Только жители Никитино не ждали ничего. Они были здесь прошлым, настоящим и будущим.
Я помнил, с какой тщательностью читались газеты, как снова и снова бесчисленные руки нетерпеливо хватали их. Пытались читать между строками, не наступит ли скоро мир. Но снова и снова откладывали газеты разочарованно. Они ничего не приносили нам, ни единого проблеска надежды.
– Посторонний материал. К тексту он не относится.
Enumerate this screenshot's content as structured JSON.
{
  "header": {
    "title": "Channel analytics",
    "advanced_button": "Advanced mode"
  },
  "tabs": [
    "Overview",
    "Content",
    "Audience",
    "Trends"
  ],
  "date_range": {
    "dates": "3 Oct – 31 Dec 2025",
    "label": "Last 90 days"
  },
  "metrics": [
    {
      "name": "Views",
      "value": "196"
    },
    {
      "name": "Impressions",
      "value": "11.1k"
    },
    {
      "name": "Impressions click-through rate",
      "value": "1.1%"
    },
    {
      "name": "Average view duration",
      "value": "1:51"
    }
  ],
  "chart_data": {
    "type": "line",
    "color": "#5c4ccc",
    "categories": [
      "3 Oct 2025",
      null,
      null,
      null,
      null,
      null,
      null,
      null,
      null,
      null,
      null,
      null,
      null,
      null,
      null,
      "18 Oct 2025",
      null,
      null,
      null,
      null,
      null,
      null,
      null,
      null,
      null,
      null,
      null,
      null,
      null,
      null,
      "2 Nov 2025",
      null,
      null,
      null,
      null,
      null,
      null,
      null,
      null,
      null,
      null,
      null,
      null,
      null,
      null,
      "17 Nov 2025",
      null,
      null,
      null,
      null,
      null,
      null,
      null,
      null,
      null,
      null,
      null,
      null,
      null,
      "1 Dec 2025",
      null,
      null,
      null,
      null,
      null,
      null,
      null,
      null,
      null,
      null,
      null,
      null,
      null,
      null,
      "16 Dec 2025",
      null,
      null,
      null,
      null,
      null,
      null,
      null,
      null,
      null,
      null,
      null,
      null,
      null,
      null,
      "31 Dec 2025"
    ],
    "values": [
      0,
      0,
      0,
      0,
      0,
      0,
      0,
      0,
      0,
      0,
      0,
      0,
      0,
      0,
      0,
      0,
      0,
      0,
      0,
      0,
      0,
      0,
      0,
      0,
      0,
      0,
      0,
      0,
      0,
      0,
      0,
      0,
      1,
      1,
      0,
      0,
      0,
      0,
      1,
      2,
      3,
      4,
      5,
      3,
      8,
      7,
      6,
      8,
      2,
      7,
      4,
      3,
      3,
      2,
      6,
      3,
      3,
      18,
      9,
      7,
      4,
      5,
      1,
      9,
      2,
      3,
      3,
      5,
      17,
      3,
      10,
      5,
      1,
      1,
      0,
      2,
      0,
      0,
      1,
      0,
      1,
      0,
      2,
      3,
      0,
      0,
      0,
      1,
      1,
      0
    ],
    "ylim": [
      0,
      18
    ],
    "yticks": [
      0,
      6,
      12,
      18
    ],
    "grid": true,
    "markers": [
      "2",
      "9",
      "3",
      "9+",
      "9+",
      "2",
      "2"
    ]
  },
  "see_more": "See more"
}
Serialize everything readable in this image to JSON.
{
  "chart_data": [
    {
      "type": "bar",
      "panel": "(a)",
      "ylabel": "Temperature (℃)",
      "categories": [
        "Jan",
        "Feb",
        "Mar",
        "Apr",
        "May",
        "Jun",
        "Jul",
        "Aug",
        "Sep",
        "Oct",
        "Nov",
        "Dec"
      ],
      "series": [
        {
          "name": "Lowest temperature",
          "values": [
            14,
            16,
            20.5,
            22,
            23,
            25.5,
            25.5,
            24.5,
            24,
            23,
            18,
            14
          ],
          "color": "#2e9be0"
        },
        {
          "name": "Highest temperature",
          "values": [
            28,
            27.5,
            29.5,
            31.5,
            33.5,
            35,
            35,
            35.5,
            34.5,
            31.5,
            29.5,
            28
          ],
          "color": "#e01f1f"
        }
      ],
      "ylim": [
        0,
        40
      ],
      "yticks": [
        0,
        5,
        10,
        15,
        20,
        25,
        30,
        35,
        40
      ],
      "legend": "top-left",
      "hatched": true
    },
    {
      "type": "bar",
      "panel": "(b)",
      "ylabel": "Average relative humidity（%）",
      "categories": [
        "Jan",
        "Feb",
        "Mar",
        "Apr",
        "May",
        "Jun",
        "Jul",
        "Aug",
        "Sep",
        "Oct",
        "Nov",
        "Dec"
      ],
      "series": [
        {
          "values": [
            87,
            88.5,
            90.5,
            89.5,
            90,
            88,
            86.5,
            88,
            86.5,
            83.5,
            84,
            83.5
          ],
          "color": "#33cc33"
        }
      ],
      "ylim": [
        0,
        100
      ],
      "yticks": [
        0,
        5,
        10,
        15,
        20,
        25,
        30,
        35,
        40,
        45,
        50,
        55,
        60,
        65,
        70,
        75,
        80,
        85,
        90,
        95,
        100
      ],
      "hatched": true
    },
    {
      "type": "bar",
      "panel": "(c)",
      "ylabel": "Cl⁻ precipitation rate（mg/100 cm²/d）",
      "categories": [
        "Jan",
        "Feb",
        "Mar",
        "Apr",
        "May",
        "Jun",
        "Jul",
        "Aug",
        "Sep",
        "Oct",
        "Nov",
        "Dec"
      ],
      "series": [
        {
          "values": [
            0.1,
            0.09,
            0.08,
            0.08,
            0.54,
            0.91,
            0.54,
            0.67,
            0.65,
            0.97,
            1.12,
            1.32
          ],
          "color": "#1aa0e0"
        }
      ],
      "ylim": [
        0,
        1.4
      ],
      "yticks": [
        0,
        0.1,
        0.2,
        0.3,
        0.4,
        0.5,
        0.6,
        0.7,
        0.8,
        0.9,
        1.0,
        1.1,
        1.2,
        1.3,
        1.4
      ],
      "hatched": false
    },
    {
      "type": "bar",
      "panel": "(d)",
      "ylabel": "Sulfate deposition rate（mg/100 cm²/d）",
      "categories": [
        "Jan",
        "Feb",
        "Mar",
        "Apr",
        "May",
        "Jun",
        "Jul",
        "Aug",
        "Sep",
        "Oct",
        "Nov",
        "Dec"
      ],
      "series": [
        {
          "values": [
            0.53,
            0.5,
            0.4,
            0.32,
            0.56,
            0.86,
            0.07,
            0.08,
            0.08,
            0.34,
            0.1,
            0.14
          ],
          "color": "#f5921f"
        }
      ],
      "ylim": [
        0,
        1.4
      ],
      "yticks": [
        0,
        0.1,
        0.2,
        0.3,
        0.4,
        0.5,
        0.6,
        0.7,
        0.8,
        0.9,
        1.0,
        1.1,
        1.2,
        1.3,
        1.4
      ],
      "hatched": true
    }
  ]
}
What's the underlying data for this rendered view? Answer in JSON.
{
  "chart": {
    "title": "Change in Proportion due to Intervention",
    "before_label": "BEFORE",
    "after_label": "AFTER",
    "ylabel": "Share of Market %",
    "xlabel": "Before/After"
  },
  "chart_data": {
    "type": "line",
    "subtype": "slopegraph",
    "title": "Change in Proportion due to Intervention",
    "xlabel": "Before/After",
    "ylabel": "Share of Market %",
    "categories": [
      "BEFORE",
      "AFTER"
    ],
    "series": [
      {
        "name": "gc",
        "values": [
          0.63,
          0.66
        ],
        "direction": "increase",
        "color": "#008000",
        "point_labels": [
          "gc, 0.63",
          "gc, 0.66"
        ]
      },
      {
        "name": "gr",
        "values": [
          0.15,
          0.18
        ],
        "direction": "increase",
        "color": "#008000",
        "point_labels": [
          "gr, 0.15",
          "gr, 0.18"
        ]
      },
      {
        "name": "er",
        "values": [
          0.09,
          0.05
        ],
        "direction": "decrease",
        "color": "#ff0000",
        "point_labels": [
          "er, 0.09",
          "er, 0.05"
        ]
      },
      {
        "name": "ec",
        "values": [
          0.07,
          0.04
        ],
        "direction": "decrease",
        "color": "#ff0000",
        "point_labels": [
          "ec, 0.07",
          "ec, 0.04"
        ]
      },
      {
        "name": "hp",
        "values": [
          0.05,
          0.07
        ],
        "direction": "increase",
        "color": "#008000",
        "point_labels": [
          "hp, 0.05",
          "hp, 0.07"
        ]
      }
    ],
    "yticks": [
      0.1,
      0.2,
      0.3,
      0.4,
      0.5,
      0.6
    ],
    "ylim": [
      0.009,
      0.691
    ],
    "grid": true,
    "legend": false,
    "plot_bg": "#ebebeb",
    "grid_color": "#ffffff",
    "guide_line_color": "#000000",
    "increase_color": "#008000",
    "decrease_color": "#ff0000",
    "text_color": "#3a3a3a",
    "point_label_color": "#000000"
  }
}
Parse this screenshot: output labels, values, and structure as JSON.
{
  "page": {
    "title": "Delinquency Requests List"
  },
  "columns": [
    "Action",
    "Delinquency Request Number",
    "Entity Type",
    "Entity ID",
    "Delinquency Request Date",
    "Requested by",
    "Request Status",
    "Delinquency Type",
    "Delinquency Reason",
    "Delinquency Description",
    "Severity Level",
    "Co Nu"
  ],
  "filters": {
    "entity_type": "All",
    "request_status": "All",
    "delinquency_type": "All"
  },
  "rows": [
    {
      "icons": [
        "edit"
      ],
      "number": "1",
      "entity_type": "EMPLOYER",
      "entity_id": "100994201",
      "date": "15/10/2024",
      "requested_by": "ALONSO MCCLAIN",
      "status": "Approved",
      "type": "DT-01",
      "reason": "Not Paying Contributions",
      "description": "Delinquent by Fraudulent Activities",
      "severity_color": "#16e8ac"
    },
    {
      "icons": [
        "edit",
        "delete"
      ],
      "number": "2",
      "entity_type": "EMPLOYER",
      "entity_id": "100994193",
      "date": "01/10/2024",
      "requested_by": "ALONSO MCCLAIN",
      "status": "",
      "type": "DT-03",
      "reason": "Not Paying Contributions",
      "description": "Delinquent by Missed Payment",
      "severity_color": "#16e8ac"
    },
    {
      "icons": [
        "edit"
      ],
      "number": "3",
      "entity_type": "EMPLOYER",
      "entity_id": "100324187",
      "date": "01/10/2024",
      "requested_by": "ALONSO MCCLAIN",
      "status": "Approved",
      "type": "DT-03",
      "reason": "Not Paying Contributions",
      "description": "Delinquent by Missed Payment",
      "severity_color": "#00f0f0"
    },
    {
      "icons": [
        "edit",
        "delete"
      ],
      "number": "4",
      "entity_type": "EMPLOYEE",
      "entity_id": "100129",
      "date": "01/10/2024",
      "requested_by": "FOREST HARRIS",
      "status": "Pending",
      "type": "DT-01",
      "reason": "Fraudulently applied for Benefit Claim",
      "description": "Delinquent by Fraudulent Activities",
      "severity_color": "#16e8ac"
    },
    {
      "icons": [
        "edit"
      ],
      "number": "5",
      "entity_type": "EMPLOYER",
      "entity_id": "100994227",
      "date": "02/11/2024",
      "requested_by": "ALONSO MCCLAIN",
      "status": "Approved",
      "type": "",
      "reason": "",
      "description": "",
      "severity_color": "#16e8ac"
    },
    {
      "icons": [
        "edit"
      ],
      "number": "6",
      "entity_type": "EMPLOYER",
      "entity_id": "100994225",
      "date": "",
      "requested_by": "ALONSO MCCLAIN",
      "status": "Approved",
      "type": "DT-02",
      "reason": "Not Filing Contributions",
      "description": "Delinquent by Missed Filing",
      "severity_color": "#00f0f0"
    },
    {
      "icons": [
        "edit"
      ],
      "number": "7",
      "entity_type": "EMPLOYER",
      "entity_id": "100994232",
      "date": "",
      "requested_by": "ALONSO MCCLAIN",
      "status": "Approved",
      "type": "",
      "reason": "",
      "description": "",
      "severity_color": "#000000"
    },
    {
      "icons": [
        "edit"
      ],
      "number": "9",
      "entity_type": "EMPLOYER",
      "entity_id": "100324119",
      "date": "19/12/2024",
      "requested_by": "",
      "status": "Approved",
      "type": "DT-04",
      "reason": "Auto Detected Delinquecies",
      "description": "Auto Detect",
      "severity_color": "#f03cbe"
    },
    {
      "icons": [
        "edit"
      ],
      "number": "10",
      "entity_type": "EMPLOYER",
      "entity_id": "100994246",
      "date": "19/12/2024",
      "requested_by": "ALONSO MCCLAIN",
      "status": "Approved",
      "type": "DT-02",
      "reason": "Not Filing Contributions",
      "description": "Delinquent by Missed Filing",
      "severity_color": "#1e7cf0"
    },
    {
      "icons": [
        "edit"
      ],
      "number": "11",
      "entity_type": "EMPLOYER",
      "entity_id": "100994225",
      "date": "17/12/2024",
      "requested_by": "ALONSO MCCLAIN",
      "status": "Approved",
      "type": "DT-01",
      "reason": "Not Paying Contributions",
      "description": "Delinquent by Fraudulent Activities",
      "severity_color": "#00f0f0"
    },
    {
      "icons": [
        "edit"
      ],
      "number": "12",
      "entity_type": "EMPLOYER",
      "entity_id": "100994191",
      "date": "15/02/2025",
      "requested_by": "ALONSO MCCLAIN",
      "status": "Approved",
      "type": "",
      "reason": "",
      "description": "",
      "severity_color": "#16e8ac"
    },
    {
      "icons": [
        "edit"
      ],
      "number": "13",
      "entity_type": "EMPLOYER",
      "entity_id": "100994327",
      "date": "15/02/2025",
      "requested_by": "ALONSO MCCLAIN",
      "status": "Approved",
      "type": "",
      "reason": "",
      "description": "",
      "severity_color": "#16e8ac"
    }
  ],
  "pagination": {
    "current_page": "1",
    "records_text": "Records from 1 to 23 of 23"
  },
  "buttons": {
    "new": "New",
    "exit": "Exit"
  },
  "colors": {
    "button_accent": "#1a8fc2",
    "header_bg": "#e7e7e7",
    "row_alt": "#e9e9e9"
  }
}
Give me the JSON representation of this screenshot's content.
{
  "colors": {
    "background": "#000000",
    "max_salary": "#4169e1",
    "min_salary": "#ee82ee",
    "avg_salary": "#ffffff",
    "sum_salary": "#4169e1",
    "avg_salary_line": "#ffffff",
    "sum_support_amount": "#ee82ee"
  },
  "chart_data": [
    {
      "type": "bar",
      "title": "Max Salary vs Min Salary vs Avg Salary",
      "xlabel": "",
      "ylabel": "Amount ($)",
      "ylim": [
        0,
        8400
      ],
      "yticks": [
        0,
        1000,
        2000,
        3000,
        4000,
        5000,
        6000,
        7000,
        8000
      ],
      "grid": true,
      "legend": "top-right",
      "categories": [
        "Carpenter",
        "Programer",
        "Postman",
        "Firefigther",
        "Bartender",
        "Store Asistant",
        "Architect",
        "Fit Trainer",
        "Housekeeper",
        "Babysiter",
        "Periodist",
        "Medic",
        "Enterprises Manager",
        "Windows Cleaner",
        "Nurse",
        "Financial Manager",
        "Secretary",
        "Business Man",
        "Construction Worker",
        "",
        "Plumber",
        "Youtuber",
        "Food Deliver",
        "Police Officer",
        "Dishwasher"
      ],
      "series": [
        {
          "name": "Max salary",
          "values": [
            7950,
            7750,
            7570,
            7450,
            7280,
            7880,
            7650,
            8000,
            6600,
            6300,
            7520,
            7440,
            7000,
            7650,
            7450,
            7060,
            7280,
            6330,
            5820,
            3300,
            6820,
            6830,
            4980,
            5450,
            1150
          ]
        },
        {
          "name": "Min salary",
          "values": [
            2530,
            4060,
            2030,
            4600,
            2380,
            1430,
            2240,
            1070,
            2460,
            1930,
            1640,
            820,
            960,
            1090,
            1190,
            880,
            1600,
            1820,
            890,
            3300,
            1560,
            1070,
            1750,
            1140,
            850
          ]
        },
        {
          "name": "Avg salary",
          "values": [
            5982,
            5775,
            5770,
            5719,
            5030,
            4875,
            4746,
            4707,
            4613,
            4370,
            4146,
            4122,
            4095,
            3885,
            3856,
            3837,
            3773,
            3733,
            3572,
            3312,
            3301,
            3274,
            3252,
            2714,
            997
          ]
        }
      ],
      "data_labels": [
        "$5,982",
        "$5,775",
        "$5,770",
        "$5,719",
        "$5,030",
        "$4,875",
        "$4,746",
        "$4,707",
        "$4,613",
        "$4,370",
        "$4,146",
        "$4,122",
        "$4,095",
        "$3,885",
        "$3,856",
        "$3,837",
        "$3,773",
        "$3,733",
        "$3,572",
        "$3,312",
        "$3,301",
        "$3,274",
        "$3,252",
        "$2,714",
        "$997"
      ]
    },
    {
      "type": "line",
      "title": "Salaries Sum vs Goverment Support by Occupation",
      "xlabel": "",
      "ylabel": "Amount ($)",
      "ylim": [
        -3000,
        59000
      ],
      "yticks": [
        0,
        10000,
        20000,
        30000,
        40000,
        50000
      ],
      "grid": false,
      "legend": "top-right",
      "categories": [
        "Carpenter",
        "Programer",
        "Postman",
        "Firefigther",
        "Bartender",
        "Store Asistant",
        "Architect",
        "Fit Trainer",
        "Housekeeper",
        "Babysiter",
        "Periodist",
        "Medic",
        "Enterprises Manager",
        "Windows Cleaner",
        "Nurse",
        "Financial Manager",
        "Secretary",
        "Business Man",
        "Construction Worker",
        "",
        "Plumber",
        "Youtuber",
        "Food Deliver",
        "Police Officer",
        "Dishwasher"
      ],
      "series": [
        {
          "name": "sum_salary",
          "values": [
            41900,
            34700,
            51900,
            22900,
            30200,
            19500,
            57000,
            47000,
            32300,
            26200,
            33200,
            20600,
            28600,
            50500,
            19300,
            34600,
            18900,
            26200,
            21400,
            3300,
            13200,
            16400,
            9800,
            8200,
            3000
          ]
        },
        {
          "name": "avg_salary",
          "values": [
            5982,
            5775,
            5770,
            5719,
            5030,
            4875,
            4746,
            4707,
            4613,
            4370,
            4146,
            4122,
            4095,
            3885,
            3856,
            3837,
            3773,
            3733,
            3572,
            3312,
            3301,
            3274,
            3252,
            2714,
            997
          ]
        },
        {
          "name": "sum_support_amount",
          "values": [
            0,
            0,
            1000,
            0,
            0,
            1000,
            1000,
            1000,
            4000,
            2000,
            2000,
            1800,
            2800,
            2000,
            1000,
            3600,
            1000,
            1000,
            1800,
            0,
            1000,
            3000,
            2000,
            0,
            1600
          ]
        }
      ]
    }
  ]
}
– Читайте, здесь, очень отчетливо можно понять, что, все же, мир близок, по-другому никак нельзя понять эти строки. Более отчетливо газеты, наверное, не могут писать. Мы все придерживаемся такого же мнения! – говорил то один, то другой из моих товарищей, когда встречали меня при каком-либо случае.
Я также помнил, как Фаиме за последнее время почти с неестественным интересом читала газеты. Напряженно мелькали ее черные глаза над строчками, долго головка сгибалась над страницами, прядь волос незаметно скользила вниз, и пальцы уже хватали новую страницу. Она искала только одно слово «мир», и как раз это одно словечко отсутствовало там день ото дня, от недели к неделе, из месяца в месяц... уже два года... Если она тогда поднимала глаза вверх, ее взгляд был дик и колюч. Я гладил девочку, так как мне было жаль в душе, и при этом мои глаза становились хмурыми.